Now why we all write a blog would make up for a whole different post altogether. But I am on the “Julie and Julia” high tonight. And just to set things back to where it all started: brilliant, brilliant movie. And am sure like me, a lot of people would end up wishing they could cook like that AND become famous by writing about it like that. Oh, and for me, I wish I have a saint of a husband like them too. The best part I liked about it was how it doesn’t have an all happy-happy climax where Julie gets to meet Julia, like it’s supposed to happen in all happy movies, and the drums roll and then there are teary speeches. In fact it is this very thing that makes my resolve to keep doing what I am doing without giving a damn to what might happen “in the end”, even stronger.
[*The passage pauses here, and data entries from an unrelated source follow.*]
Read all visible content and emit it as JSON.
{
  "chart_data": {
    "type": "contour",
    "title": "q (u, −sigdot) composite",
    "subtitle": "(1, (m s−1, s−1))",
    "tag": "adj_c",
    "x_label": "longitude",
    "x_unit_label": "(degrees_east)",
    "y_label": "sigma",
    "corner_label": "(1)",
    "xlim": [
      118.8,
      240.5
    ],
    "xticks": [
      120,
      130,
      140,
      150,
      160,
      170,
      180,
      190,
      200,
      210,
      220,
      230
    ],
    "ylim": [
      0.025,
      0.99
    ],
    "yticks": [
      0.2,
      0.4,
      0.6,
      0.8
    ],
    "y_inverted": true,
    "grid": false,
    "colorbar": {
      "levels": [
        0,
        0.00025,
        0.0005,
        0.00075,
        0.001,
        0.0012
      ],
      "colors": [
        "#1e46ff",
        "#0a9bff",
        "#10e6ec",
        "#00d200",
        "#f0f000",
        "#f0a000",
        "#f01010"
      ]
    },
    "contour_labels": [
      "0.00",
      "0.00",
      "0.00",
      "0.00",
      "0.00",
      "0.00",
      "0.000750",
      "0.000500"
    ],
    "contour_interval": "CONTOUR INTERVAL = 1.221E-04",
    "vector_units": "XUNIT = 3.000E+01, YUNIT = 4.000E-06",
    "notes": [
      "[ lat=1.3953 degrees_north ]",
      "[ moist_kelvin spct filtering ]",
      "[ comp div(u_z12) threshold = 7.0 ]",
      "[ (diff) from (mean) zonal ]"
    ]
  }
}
Ah well, for now, I am just awestruck by the movie that could make me:
A) Write a whole blog post on it (have never done a whole post on one movie before)
B) …and that too, without even thinking about it (read the post and you get to know it’s all about fleeting emotions and not much about literary skills)
C) Finish off my last bit of “Valrhona Caraibe Chocolat Noir” (in a desperate attempt to have at least something exquisite after seeing all that gourmet cooking being done)
D) Post this on my blog without posting it on my Facebook notes (now this, I have never ever done) just because I have sworn off being “social” for at least a few days. Different story that one.
E) Forget about just how depressed I was before I sat down to watch this. Okay, this one’s not that new a reason.Actually it doesn’t take much for me to get over one of my mood swings.
Oh good, it’s light already. And though on this enthusiasm overload I could go on writing about the whole world if you ask me to, something tells me I should stop. Because I don’t want this excitement to burn out fast. Because this is one fire I want to keep slowly burning inside me, keeping me warm and going even in the coldest of days. So ciao from a very happy me today morning!
P.S : Boy do I love writing, and boy do I love my blog! Gee.. am all sentimental today!